We present an approach to improve the computational estimation of target sites, maximizing the adherence of results to biological evidence. The proposed method provides some improvements on the original miRanda program. In particular, we employ the new RNAcofold routine for free energy computation and we improve the match between the set of estimated target genes and the set of biologically validated target genes nowadays known by using a genetic algorithm. Our method is more selective than miRanda. The validated targets with the proposed method have consistently better free energy than the others in the list; this is not true for miRanda. The increased selectivity of the method may also be used to guide experimental validation in a more focused direction.

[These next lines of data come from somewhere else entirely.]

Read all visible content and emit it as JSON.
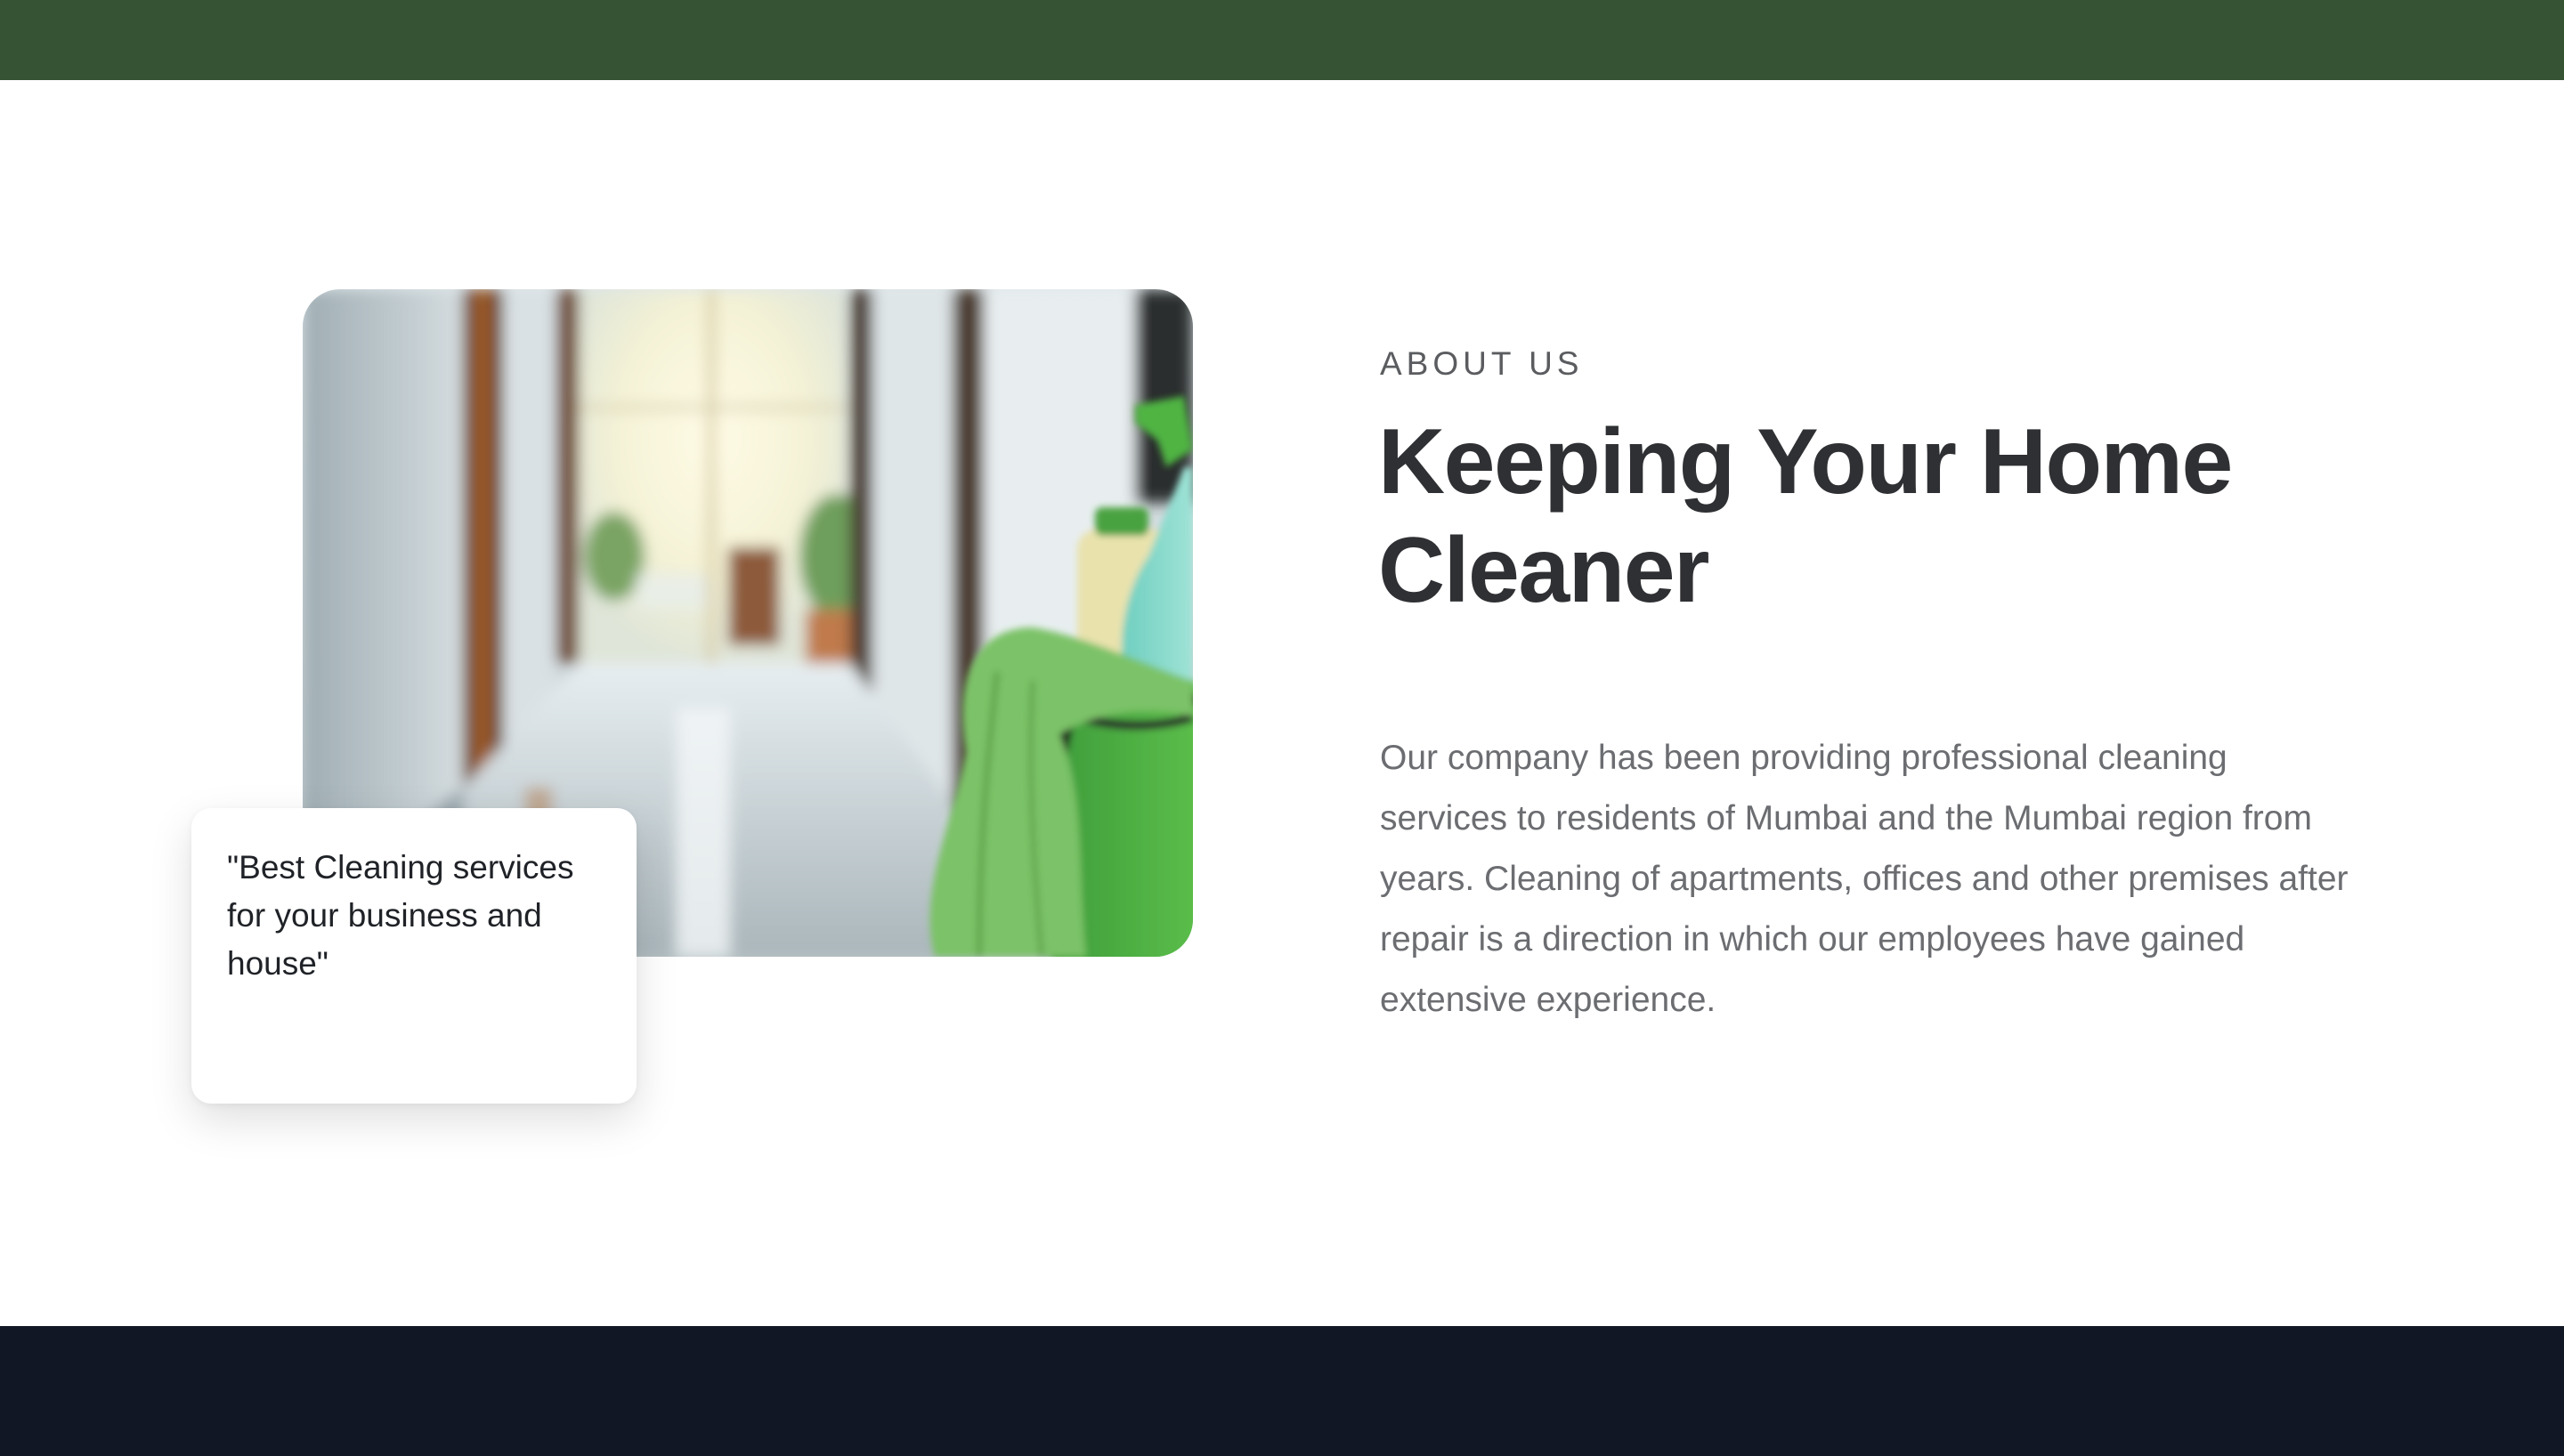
{
  "about": {
    "eyebrow": "ABOUT US",
    "heading": "Keeping Your Home Cleaner",
    "body": "Our company has been providing professional cleaning services to residents of Mumbai and the Mumbai region from years. Cleaning of apartments, offices and other premises after repair is a direction in which our employees have gained extensive experience.",
    "quote": "\"Best Cleaning services for your business and house\""
  },
  "colors": {
    "top_bar": "#365333",
    "footer": "#121726",
    "heading": "#2f3033",
    "body": "#6b6d71"
  }
}
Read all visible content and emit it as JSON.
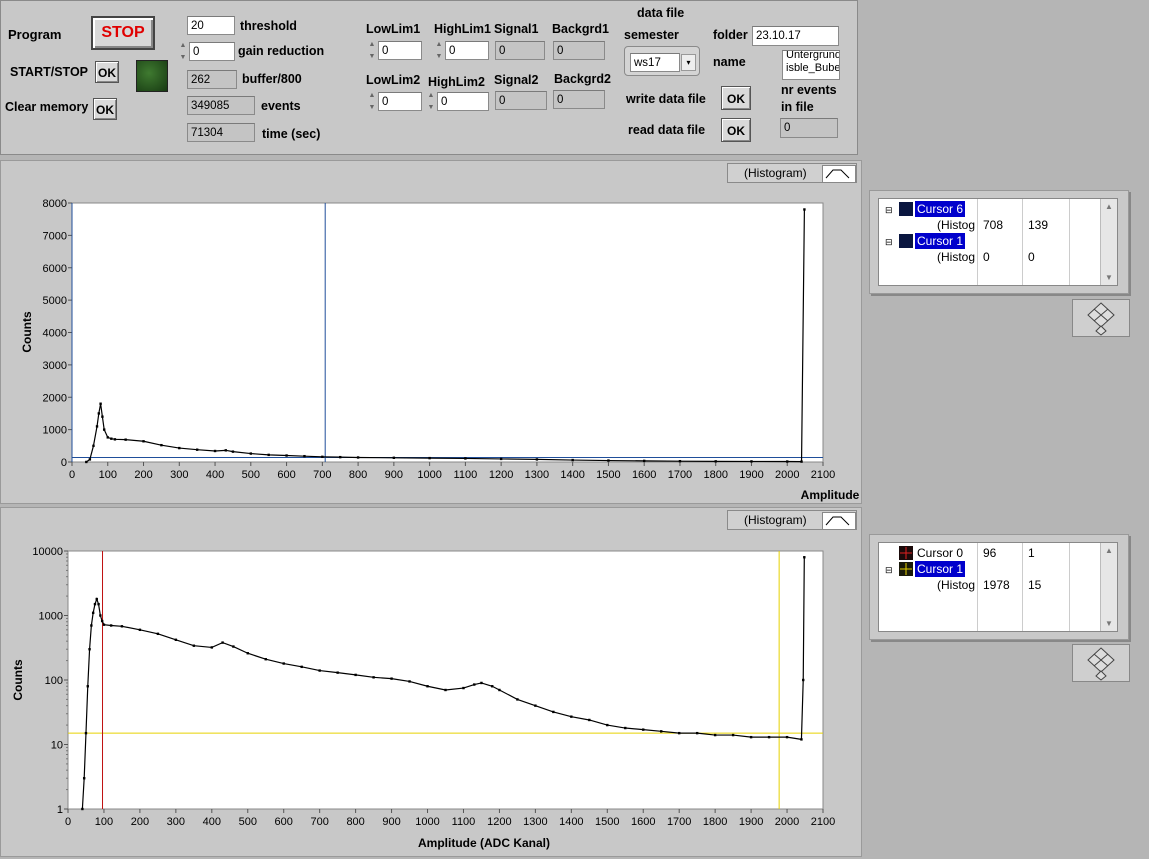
{
  "controls": {
    "program_label": "Program",
    "stop_label": "STOP",
    "startstop_label": "START/STOP",
    "clear_label": "Clear memory",
    "ok_label": "OK",
    "threshold_value": "20",
    "threshold_label": "threshold",
    "gain_value": "0",
    "gain_label": "gain reduction",
    "buffer_value": "262",
    "buffer_label": "buffer/800",
    "events_value": "349085",
    "events_label": "events",
    "time_value": "71304",
    "time_label": "time (sec)"
  },
  "limits": {
    "lowlim1_label": "LowLim1",
    "lowlim1_value": "0",
    "highlim1_label": "HighLim1",
    "highlim1_value": "0",
    "signal1_label": "Signal1",
    "signal1_value": "0",
    "backgrd1_label": "Backgrd1",
    "backgrd1_value": "0",
    "lowlim2_label": "LowLim2",
    "lowlim2_value": "0",
    "highlim2_label": "HighLim2",
    "highlim2_value": "0",
    "signal2_label": "Signal2",
    "signal2_value": "0",
    "backgrd2_label": "Backgrd2",
    "backgrd2_value": "0"
  },
  "datafile": {
    "title": "data file",
    "semester_label": "semester",
    "semester_value": "ws17",
    "folder_label": "folder",
    "folder_value": "23.10.17",
    "name_label": "name",
    "name_line1": "Untergrund_N",
    "name_line2": "isble_Bubeck",
    "write_label": "write data file",
    "read_label": "read data file",
    "nrevents_label_1": "nr events",
    "nrevents_label_2": "in file",
    "nrevents_value": "0"
  },
  "graph1": {
    "legend": "(Histogram)",
    "cursors": [
      {
        "name": "Cursor 6",
        "selected": true,
        "x": "708",
        "y": "139",
        "color": "#1f3b8a"
      },
      {
        "name": "(Histog",
        "x": "",
        "y": ""
      },
      {
        "name": "Cursor 1",
        "selected": true,
        "x": "0",
        "y": "0",
        "color": "#1f3b8a"
      },
      {
        "name": "(Histog",
        "x": "",
        "y": ""
      }
    ]
  },
  "graph2": {
    "legend": "(Histogram)",
    "cursors": [
      {
        "name": "Cursor 0",
        "x": "96",
        "y": "1",
        "color": "#c00000"
      },
      {
        "name": "Cursor 1",
        "selected": true,
        "x": "",
        "y": "",
        "color": "#e6d200"
      },
      {
        "name": "(Histog",
        "x": "1978",
        "y": "15"
      }
    ]
  },
  "chart_data": [
    {
      "type": "scatter",
      "title": "",
      "xlabel": "Amplitude",
      "ylabel": "Counts",
      "xlim": [
        0,
        2100
      ],
      "ylim": [
        0,
        8000
      ],
      "xticks": [
        0,
        100,
        200,
        300,
        400,
        500,
        600,
        700,
        800,
        900,
        1000,
        1100,
        1200,
        1300,
        1400,
        1500,
        1600,
        1700,
        1800,
        1900,
        2000,
        2100
      ],
      "yticks": [
        0,
        1000,
        2000,
        3000,
        4000,
        5000,
        6000,
        7000,
        8000
      ],
      "grid": false,
      "cursor_x": [
        0,
        708
      ],
      "cursor_y": [
        139
      ],
      "series": [
        {
          "x": [
            40,
            50,
            60,
            70,
            75,
            80,
            85,
            90,
            100,
            110,
            120,
            150,
            200,
            250,
            300,
            350,
            400,
            430,
            450,
            500,
            550,
            600,
            650,
            700,
            750,
            800,
            900,
            1000,
            1100,
            1200,
            1300,
            1400,
            1500,
            1600,
            1700,
            1800,
            1900,
            2000,
            2040,
            2048
          ],
          "values": [
            1,
            80,
            500,
            1100,
            1500,
            1800,
            1400,
            1000,
            760,
            720,
            700,
            690,
            640,
            520,
            430,
            380,
            340,
            360,
            320,
            260,
            220,
            200,
            180,
            160,
            150,
            140,
            130,
            120,
            110,
            95,
            80,
            60,
            45,
            35,
            25,
            20,
            18,
            15,
            12,
            7800
          ]
        }
      ]
    },
    {
      "type": "scatter",
      "title": "",
      "xlabel": "Amplitude (ADC Kanal)",
      "ylabel": "Counts",
      "yscale": "log",
      "xlim": [
        0,
        2100
      ],
      "ylim": [
        1,
        10000
      ],
      "xticks": [
        0,
        100,
        200,
        300,
        400,
        500,
        600,
        700,
        800,
        900,
        1000,
        1100,
        1200,
        1300,
        1400,
        1500,
        1600,
        1700,
        1800,
        1900,
        2000,
        2100
      ],
      "yticks": [
        1,
        10,
        100,
        1000,
        10000
      ],
      "grid": false,
      "cursor_x": [
        96,
        1978
      ],
      "cursor_y": [
        15
      ],
      "series": [
        {
          "x": [
            40,
            45,
            50,
            55,
            60,
            65,
            70,
            75,
            80,
            85,
            90,
            95,
            100,
            120,
            150,
            200,
            250,
            300,
            350,
            400,
            430,
            460,
            500,
            550,
            600,
            650,
            700,
            750,
            800,
            850,
            900,
            950,
            1000,
            1050,
            1100,
            1130,
            1150,
            1180,
            1200,
            1250,
            1300,
            1350,
            1400,
            1450,
            1500,
            1550,
            1600,
            1650,
            1700,
            1750,
            1800,
            1850,
            1900,
            1950,
            2000,
            2040,
            2045,
            2048
          ],
          "values": [
            1,
            3,
            15,
            80,
            300,
            700,
            1100,
            1500,
            1800,
            1500,
            1000,
            820,
            720,
            700,
            680,
            600,
            520,
            420,
            340,
            320,
            380,
            330,
            260,
            210,
            180,
            160,
            140,
            130,
            120,
            110,
            105,
            95,
            80,
            70,
            75,
            85,
            90,
            80,
            70,
            50,
            40,
            32,
            27,
            24,
            20,
            18,
            17,
            16,
            15,
            15,
            14,
            14,
            13,
            13,
            13,
            12,
            100,
            8000
          ]
        }
      ]
    }
  ]
}
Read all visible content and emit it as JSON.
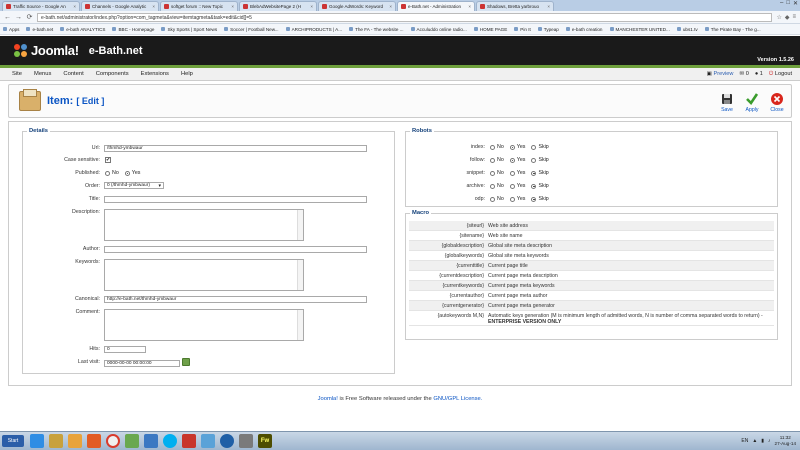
{
  "browser": {
    "tabs": [
      "Traffic Source - Google An",
      "Channels - Google Analytic",
      "softget forum :: New Topic",
      "BlebAdWebsitePage 2 (H",
      "Google AdWords: Keyword",
      "e-Bath.net - Administration",
      "Shadows, Bretta yarbrouo"
    ],
    "active_tab_index": 5,
    "url": "e-bath.net/administrator/index.php?option=com_tagmeta&view=itemtagmeta&task=edit&cid[]=5",
    "bookmarks": [
      "Apps",
      "e-bath.net",
      "e-bath ANALYTICS",
      "BBC - Homepage",
      "Sky Sports | Sport News",
      "Soccer | Football New...",
      "ARCHIPRODUCTS | A...",
      "The FA - The website ...",
      "Acculuddo online radio...",
      "HOME PAGE",
      "Pin It",
      "Typeap",
      "e-bath creation",
      "MANCHESTER UNITED...",
      "ubs1.tv",
      "The Pirate Bay - The g..."
    ]
  },
  "header": {
    "brand": "Joomla!",
    "site_name": "e-Bath.net",
    "version": "Version 1.5.26"
  },
  "menu": {
    "items": [
      "Site",
      "Menus",
      "Content",
      "Components",
      "Extensions",
      "Help"
    ],
    "preview": "Preview",
    "messages": "0",
    "users": "1",
    "logout": "Logout"
  },
  "toolbar": {
    "title": "Item:",
    "subtitle": "[ Edit ]",
    "save": "Save",
    "apply": "Apply",
    "close": "Close"
  },
  "details": {
    "legend": "Details",
    "url_label": "Url:",
    "url_value": "/thmhd-ymbwaur",
    "case_label": "Case sensitive:",
    "case_checked": "✔",
    "published_label": "Published:",
    "no": "No",
    "yes": "Yes",
    "order_label": "Order:",
    "order_value": "0 (/thmhd-ymbwaur)",
    "title_label": "Title:",
    "description_label": "Description:",
    "author_label": "Author:",
    "keywords_label": "Keywords:",
    "canonical_label": "Canonical:",
    "canonical_value": "http://e-bath.net/thmhd-ymbwaur",
    "comment_label": "Comment:",
    "hits_label": "Hits:",
    "hits_value": "0",
    "lastvisit_label": "Last visit:",
    "lastvisit_value": "0000-00-00 00:00:00"
  },
  "robots": {
    "legend": "Robots",
    "options": [
      "No",
      "Yes",
      "Skip"
    ],
    "rows": [
      {
        "label": "index:",
        "selected": "Yes"
      },
      {
        "label": "follow:",
        "selected": "Yes"
      },
      {
        "label": "snippet:",
        "selected": "Skip"
      },
      {
        "label": "archive:",
        "selected": "Skip"
      },
      {
        "label": "odp:",
        "selected": "Skip"
      }
    ]
  },
  "macro": {
    "legend": "Macro",
    "rows": [
      {
        "key": "{siteurl}",
        "value": "Web site address"
      },
      {
        "key": "{sitename}",
        "value": "Web site name"
      },
      {
        "key": "{globaldescription}",
        "value": "Global site meta description"
      },
      {
        "key": "{globalkeywords}",
        "value": "Global site meta keywords"
      },
      {
        "key": "{currenttitle}",
        "value": "Current page title"
      },
      {
        "key": "{currentdescription}",
        "value": "Current page meta description"
      },
      {
        "key": "{currentkeywords}",
        "value": "Current page meta keywords"
      },
      {
        "key": "{currentauthor}",
        "value": "Current page meta author"
      },
      {
        "key": "{currentgenerator}",
        "value": "Current page meta generator"
      },
      {
        "key": "{autokeywords M,N}",
        "value": "Automatic keys generation (M is minimum length of admitted words, N is number of comma separated words to return) - ",
        "value_bold": "ENTERPRISE VERSION ONLY"
      }
    ]
  },
  "footer": {
    "brand": "Joomla!",
    "text": "is Free Software released under the",
    "license": "GNU/GPL License."
  },
  "taskbar": {
    "start": "Start",
    "lang": "EN",
    "time": "11:32",
    "date": "27-Aug-14"
  }
}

Zsuzsanna Lipták: *“Jumbled String Matching: Motivations, Variants, Algorithms”*

In the classical exact string matching problem, we are given two strings s (the text) and t (the pattern), and we want to find all occurrences of t as substrings of s. In jumbled string matching, the goal is to find all occurrences of substrings t’ of s with the same multiplicity of characters as the pattern, i.e. all permuted (or jumbled) versions of the pattern. Alternatively, the pattern can be given as a vector specifying the character multiplicities (a so-called Parikh vector), and we want to find all occurrences of substrings with this Parikh vector.

For example, the text s=baacabccab has two occurrences of the pattern (2,1,1), i.e. of substrings consisting of two a’s, one b, and one c: in position 1 and in position 3. The online version of the problem can be solved optimally in O(n) time with a simple sliding window algorithm. However, the indexed version, where we want to answer multiple queries fast, using an index of the text, has proved challenging.

Variants of this problem are motivated by applications in mass spectrometry data interpretation, by gene clusters, and by motif search in networks. I will talk about different algorithms for several variants of the problem, including the case of binary alphabets, which has very specific properties, and which has aroused much interest in recent years.